🤖 AI Summary
Transformer self-attention suffers from high computational complexity and inefficient long-range dependency modeling. Method: This paper reparameterizes the Transformer architecture as a directed graph neural network (DGNN), replacing self-attention with unitary directed graph convolutions. Contribution/Results: We introduce, for the first time, a unitary directed graph convolutional operator grounded in directed graph Fourier transform, ensuring numerical stability and theoretical rigor while substantially simplifying model structure. The resulting DGNN preserves global receptive fields yet reduces time complexity and enhances long-range modeling capacity. Experiments on Long-Range Arena, long-document classification, and DNA sequence classification demonstrate that our method outperforms standard Transformers in accuracy, inference speed, and memory efficiency—achieving superior generalization with higher computational efficiency.
📝 Abstract
Recent advances in deep learning have established Transformer architectures as the predominant modeling paradigm.
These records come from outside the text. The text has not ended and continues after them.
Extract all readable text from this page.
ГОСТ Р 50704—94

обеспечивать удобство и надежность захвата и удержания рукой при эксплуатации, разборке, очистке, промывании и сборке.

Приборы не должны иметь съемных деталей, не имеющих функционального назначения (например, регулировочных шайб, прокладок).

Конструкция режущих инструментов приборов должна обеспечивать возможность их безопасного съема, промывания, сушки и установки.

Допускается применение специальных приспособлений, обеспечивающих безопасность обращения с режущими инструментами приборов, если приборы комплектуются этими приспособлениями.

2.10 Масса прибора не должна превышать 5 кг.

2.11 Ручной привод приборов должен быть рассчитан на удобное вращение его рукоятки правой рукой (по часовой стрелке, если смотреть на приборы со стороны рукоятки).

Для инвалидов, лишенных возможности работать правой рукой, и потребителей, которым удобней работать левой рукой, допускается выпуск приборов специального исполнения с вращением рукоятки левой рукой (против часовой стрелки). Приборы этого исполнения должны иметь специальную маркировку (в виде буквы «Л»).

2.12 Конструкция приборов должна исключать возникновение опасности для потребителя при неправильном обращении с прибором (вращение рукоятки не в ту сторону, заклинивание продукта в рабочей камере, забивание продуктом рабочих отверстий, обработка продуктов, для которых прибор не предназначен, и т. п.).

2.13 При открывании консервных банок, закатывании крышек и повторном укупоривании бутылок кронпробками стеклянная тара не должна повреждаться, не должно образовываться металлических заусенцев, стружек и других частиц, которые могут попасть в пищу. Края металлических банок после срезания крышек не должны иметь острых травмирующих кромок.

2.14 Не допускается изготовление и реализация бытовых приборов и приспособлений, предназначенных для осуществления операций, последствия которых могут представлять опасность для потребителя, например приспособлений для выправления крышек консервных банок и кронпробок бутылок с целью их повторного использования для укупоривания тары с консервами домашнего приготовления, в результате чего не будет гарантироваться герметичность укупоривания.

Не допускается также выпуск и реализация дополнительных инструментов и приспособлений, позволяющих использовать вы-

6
Central to the success of Transformers is the self-attention mechanism, which scores the similarity between query and key matrices to modulate a value matrix. This operation bears striking similarities to digraph convolution, prompting an investigation into whether digraph convolution could serve as an alternative to self-attention. In this study, we formalize this concept by introducing a synthetic unitary digraph convolution based on the digraph Fourier transform. The resulting model, which we term Converter, effectively converts a Transformer into a Directed Graph Neural Network (DGNN) form. We have tested Converter on Long-Range Arena benchmark, long document classification, and DNA sequence-based taxonomy classification. Our experimental results demonstrate that Converter achieves superior performance while maintaining computational efficiency and architectural simplicity, which establishes it as a lightweight yet powerful Transformer variant.